Kaltim.akurasi.id, Samarinda – Hujan deras yang mengguyur Kota Samarinda sejak pukul 05.00 hingga 11.00 WITA pada Senin (12/5/2025) memicu bencana banjir dan tanah longsor di berbagai wilayah. Tingginya curah hujan menyebabkan puluhan titik tergenang dan beberapa rumah tertimbun longsor.

Kepala Badan Penanggulangan Bencana Daerah (BPBD) Kota Samarinda, Suwarso, mengatakan bahwa intensitas hujan yang tinggi membuat volume air di drainase dan sungai meluap. Akibatnya, sebanyak 21 titik genangan air teridentifikasi, dengan ketinggian air berkisar antara 30 hingga 100 sentimeter.

“Selain genangan, kami juga menerima laporan tanah longsor di beberapa lokasi. Yang paling mengkhawatirkan, tiga rumah tertimbun material longsor di Jalan Belimau Raya RT 22, Lempake. Diduga ada sekitar empat orang di dalam rumah saat kejadian,” ungkap Suwarso.

Beberapa titik banjir tersebar di kawasan pemukiman padat dan ruas jalan utama. Di antaranya Jalan poros Samarinda–Bandara APT Pranoto (dari simpang Lempake hingga Alaya), Jalan Bitek RT 01 dan RT 07 di Kelurahan Sempaja Siring, serta Jalan Citandui dan Serayu di Tanah Merah. Wilayah lain yang terdampak antara lain Jalan Gunung Kapur, Giri Rejo, Kebun Agung, dan Kartini di kawasan Lempake.

Banjir juga merendam Jalan Daman Huri dan Gerilya di Sungai Pinang, serta sejumlah ruas strategis seperti Jalan Pramuka, Juanda, Kadri Oneng, AW Syahranie, Lejen Suprapto, Wahid Hasyim I, KS Tubun, Belimau (sekitar SMAN 9), Mugirejo Dalam, Talangsari Luar, hingga Jalan Sayur di Sempaja Utara.

“Hingga siang ini, tim kami telah turun ke lokasi terdampak untuk membantu evakuasi warga, mendata kerusakan, dan melakukan asesmen cepat. Kami juga bekerja sama dengan kepolisian dan relawan untuk fokus pada upaya pencarian dan pertolongan di lokasi longsor,” jelas Suwarso.

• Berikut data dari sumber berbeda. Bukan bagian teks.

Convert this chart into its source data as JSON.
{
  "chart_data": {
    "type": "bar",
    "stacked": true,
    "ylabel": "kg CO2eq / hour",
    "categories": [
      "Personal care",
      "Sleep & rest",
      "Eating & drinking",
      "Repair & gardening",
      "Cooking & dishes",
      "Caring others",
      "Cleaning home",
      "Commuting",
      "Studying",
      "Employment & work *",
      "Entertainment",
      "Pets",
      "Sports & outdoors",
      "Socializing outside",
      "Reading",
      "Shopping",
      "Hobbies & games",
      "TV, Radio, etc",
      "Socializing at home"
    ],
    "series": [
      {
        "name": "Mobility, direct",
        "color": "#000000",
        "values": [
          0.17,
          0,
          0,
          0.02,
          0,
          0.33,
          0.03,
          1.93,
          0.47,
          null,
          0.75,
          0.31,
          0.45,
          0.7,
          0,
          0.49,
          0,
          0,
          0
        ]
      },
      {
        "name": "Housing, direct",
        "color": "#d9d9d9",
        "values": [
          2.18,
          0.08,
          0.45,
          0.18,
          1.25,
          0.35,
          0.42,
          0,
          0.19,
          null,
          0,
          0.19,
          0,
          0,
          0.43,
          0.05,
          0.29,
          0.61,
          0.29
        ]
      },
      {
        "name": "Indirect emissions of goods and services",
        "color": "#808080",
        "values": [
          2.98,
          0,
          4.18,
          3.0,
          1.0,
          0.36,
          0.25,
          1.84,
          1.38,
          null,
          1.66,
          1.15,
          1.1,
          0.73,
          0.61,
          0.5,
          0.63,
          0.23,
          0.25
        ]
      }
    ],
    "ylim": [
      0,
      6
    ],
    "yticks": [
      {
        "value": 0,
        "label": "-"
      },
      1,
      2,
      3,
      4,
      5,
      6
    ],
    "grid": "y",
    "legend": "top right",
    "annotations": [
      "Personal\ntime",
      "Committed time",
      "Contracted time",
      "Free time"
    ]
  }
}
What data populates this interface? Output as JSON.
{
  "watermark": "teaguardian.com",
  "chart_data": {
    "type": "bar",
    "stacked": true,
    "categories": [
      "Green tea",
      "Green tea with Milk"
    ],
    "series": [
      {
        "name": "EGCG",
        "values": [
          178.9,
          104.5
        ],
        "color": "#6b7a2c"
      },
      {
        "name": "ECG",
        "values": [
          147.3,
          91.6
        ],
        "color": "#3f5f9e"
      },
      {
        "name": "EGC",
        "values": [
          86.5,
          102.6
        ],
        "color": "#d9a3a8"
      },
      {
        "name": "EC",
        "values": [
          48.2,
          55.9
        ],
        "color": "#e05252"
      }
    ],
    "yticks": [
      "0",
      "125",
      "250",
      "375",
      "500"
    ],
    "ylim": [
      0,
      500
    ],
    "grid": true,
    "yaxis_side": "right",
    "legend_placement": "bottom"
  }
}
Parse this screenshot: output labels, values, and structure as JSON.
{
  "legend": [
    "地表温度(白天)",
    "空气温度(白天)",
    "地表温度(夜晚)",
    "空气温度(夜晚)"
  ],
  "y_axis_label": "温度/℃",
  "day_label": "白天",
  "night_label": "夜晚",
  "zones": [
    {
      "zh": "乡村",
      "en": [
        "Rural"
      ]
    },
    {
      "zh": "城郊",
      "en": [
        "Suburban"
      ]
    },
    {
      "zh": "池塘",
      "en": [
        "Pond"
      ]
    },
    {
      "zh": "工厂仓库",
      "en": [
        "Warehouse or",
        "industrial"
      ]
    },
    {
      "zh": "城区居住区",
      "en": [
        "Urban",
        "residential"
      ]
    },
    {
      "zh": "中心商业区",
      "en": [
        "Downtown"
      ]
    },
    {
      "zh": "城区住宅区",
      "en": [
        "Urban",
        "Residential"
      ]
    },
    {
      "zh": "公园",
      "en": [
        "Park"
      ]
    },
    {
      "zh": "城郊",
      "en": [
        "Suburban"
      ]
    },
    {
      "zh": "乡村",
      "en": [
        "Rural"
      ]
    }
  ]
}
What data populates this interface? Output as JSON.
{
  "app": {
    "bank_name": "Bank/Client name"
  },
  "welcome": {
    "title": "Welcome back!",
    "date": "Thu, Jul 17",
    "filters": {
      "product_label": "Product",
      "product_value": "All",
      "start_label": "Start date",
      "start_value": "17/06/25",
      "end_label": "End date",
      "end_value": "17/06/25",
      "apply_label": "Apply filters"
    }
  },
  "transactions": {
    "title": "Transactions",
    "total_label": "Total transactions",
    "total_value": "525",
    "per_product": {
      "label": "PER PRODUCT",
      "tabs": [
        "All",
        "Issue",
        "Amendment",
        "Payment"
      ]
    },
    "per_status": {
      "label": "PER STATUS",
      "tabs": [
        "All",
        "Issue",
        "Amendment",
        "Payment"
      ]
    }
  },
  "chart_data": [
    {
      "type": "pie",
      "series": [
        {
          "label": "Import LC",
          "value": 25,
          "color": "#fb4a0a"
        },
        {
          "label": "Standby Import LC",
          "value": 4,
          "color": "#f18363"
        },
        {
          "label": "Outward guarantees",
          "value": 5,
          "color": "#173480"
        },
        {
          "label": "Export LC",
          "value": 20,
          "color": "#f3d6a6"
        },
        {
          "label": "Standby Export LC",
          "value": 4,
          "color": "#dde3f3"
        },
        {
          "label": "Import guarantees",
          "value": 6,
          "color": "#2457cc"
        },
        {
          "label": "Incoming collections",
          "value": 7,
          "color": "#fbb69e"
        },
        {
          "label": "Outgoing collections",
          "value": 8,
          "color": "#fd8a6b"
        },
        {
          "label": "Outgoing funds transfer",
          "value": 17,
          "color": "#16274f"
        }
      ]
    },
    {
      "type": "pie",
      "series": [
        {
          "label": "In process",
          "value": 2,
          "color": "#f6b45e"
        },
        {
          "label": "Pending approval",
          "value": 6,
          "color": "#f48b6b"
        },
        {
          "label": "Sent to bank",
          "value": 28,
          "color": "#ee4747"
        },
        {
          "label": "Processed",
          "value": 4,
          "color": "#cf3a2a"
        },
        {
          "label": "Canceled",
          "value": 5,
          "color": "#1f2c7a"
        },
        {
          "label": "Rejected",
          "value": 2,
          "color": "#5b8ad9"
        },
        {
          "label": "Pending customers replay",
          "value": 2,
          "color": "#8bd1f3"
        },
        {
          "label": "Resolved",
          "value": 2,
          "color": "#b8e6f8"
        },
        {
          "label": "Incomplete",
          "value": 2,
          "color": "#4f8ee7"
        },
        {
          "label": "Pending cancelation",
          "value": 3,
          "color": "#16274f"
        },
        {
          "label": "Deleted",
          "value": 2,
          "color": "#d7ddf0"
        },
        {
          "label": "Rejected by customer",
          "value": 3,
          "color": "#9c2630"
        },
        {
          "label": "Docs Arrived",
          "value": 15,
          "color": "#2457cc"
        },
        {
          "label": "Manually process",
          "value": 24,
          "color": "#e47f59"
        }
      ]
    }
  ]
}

Tanah longsor terparah terjadi di Jalan Bengkuring Raya (Gang Kangkung), Jalan Belimau RT 07, dan Belimau Raya RT 22. Di lokasi terakhir, longsor diduga menimbulkan korban jiwa yang masih dalam proses pencarian.

Sementara itu, warga Jalan P. Suryanata, Heri Cahyanto (45), mengaku baru kali ini banjir sampai masuk ke dalam rumahnya.

“Biasanya cuma sampai halaman, tapi sekarang air masuk ke rumah. Kondisinya makin parah,” ujarnya.

Ia mengeluhkan bahwa upaya penanganan banjir oleh pemerintah belum menunjukkan hasil signifikan, terutama di wilayah tempat tinggalnya.

“Kalau di Jalan P. Suryanata, belum ada perkembangan yang berarti. Justru makin parah,” katanya.

Menurut Heri, masalah utama terletak pada kondisi wilayah hulu yang belum tertangani dengan baik. Ia berharap pemerintah lebih serius memperhatikan kawasan hulu dan segera memperbaiki sistem drainase di daerahnya.

“Di daerah rumah saya belum ada perbaikan drainase, Mas. Jadi saya berharap drainase di sini juga segera diperbaiki,” ujarnya. (*)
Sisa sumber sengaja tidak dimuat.